The budget for the Bureau of Labor Statistics, which produces monthly unemployment numbers and other key economic indicators, fell 10 percent from 2010 to 2016 in inflation-adjusted terms. As a result, it was forced to discontinue some of its data series on mass layoffs and international labor comparisons.
Sequestration likewise forced the Commerce Department’s Bureau of Economic Analysis to eliminate products that provide insight into offshoring. Because, hey, it’s not like that’s a hot-button issue these days.
Few statistical agency alumni I’ve spoken with said they worry about outright manipulation of government data. There are protections in place to guard against political meddling, and armies of career civil servants would scream bloody murder if any appointee — Democrat or Republican — violated them. On some level, too, presidents know that having credible economic data is in their own interest.
The bigger risk, they say, is that Republicans on the Hill and in the White House will decide that these data-collection efforts — as well as some related data-sharing agreements with cutting-edge researchers — are at best expendable, at worst politically inconvenient.
For one, they may not realize that many of the activities of the statistical agencies don’t scale very well.
“If you’re the Occupational Health and Safety Administration, and you get more or less funding, you can do more or fewer inspections,” said Katharine Abraham, a University of Maryland economist who served as Bureau of Labor Statistics commissioner from 1993 to 2001. But nipping at the budget of a statistical survey may require cutting down the survey sample size so much that it’s no longer useful at all.
The robustness of the 2020 Census — mandated by the Constitution — is especially vulnerable, given lingering uncertainty about funding for testing that needs to happen this year.
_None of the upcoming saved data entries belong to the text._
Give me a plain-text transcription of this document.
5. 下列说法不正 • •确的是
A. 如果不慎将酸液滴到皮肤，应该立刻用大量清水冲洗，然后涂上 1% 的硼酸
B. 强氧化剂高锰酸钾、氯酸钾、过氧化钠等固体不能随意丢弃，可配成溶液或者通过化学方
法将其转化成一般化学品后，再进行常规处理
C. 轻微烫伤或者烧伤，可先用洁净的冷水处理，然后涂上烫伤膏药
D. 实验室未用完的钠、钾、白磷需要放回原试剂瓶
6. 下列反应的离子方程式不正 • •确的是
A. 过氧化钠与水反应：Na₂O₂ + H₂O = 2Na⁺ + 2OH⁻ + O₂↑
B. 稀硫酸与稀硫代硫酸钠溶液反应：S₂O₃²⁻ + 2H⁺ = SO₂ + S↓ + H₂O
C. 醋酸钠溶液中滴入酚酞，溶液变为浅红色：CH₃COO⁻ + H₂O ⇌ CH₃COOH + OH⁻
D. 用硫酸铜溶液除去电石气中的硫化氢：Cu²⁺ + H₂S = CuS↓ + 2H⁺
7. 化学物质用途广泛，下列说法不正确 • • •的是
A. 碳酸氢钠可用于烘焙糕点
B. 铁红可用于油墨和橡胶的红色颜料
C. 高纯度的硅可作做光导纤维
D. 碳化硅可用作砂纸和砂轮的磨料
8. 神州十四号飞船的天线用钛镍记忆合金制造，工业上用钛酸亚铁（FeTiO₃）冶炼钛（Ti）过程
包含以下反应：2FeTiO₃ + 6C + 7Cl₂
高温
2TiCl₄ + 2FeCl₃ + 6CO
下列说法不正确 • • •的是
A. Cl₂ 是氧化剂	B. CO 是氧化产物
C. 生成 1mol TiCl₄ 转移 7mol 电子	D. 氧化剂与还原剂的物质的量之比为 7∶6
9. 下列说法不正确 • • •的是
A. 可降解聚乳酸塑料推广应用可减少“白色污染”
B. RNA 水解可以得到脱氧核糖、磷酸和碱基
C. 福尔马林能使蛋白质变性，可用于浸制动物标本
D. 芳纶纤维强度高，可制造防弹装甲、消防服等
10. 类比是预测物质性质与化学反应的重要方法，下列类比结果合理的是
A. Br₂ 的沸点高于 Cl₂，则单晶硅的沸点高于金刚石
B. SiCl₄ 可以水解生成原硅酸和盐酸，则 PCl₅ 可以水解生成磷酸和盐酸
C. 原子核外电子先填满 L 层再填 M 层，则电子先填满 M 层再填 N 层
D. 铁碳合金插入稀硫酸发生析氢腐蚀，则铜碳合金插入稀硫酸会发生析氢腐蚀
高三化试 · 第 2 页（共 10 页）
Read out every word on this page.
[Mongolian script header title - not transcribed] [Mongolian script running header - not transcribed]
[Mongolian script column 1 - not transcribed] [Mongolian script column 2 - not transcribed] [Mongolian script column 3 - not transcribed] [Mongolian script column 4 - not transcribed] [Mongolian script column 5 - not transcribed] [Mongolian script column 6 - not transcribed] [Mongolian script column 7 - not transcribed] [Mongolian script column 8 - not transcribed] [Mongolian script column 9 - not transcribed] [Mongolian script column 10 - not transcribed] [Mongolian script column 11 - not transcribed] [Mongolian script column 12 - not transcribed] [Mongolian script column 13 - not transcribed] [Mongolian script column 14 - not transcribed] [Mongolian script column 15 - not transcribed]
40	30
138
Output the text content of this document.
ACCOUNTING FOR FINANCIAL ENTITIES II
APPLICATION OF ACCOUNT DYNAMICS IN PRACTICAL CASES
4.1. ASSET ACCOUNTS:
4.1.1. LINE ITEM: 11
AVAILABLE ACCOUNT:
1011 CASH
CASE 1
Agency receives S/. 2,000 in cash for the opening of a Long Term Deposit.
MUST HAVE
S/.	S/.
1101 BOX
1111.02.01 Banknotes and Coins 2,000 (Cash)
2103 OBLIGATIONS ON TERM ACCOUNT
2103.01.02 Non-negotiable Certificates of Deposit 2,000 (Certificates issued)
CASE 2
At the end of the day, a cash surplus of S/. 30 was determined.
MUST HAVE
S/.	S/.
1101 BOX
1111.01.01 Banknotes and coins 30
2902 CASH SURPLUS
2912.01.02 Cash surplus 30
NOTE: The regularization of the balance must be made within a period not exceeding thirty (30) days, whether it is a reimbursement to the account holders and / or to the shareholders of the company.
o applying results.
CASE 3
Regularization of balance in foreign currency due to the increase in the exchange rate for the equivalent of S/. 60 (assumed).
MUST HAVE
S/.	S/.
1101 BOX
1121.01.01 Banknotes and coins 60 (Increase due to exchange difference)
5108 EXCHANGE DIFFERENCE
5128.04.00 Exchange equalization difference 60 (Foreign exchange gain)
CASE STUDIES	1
More cynically, axing data collection also allows politicians to preserve deniability when policies fail. Hence Kansas’s decision to eliminate bad economic news by no longer reporting it.
For those who want to hold our political class accountable, accurate data is a need-to-have; for members of the newly unified Washington political leadership, it’s instead somewhere between a nice-to-have and a nice-to-not-have. No wonder, then, that so many scholars are wringing their hands.